The important theoretical basis of FDI quality theory is spillover, which is the involuntary diffusion of technology caused by human capital, R & D investment and other factors contained in FDI capital through various channels. These benefits are not seized by transnational subsidiaries, but shared with domestic enterprises. For example, the training brought by FDI promotes the improvement of human capital market, the spillover effect between industries brought by FDI stimulates the supply chain before and after, and drives the technology and standardization of upstream and downstream suppliers of FDI, most of which are domestic enterprises.
It has to be said cruelly that, on the whole, South Korea, Taiwan and disguised domestic capital, measured by the spillover effect, are good quality FDI. These FDI are more of a cost driven type of foreign investment: the use of China's low labor remuneration and low access to land resources, the implementation of low-tech diffusion of production capacity transfer. Although they have brought some jobs, they have not brought more powerful technological changes and improved the production efficiency of all factors. After investigating the additional contribution rate of FDI to China's GDP, it is found that the spillover coefficient of South Korea, Taiwan and disguised capital is 0.0958, while that of the United States and Europe is as high as 0.212.

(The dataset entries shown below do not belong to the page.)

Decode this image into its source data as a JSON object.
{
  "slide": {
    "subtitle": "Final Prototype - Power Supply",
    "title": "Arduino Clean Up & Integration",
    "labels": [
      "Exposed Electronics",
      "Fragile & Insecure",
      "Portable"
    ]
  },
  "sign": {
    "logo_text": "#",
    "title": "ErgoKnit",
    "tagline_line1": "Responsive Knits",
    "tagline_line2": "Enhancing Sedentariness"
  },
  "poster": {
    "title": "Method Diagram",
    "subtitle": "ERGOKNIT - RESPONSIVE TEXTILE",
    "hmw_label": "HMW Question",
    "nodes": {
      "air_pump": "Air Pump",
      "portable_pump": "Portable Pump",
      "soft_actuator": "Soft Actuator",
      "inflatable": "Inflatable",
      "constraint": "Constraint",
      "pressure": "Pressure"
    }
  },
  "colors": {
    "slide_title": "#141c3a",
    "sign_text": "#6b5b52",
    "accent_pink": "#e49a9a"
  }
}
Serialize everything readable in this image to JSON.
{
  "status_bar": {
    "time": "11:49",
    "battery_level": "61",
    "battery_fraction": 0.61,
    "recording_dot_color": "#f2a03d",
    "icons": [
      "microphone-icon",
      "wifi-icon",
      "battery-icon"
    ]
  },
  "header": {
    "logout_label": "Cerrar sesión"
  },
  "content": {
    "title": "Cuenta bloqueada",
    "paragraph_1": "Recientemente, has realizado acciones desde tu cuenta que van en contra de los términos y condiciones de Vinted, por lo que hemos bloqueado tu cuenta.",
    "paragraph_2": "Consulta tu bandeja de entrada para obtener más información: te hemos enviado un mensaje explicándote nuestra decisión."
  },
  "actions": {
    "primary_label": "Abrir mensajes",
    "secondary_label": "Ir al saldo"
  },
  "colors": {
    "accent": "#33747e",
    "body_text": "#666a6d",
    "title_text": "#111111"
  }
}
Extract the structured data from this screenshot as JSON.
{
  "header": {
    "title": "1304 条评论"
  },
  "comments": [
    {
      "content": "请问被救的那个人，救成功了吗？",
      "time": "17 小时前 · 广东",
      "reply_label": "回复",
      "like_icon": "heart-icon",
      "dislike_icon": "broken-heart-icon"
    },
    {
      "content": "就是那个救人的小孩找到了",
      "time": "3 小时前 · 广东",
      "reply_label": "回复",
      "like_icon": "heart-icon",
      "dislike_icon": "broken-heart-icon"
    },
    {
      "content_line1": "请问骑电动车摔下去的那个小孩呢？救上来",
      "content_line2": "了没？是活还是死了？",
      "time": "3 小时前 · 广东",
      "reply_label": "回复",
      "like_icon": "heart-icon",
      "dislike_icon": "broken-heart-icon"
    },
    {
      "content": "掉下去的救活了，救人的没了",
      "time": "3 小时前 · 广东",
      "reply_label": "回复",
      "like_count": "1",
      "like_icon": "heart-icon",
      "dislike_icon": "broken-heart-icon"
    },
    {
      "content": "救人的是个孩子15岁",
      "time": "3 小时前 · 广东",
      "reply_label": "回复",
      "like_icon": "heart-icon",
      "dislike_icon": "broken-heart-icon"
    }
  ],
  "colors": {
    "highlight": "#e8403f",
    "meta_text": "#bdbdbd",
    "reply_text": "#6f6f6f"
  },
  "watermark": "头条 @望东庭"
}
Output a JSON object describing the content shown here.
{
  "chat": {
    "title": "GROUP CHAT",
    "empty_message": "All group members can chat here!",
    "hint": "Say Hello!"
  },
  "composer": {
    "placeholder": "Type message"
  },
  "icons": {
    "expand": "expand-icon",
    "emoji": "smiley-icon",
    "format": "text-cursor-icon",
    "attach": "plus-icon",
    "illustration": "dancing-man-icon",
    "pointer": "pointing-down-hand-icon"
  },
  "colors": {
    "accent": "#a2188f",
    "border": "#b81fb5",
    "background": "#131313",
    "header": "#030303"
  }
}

Between 1988 and 2002, the spillover effect of FDI in China is higher than that after 2002. In contrast, in India, FDI has soared in recent years. What's more, the spillover effect of FDI is on the rise, and the average is expected to be higher than that of China. This study of FDI quality theory is the real gap between China and India. We must review whether the foothold of FDI should be diversified. We should not only obsess about the quantity of FDI, nor only attack the unreasonable double track of 33% income tax of domestic enterprises and 15% income tax of foreign investors. Instead, we should join in the factors of evaluating the quality system of FDI and grasp the economic picture from a multi-dimensional perspective. As the northern island poem goes, "let understanding spread out all its flags, whether it is bedspread, smoke or dusk.".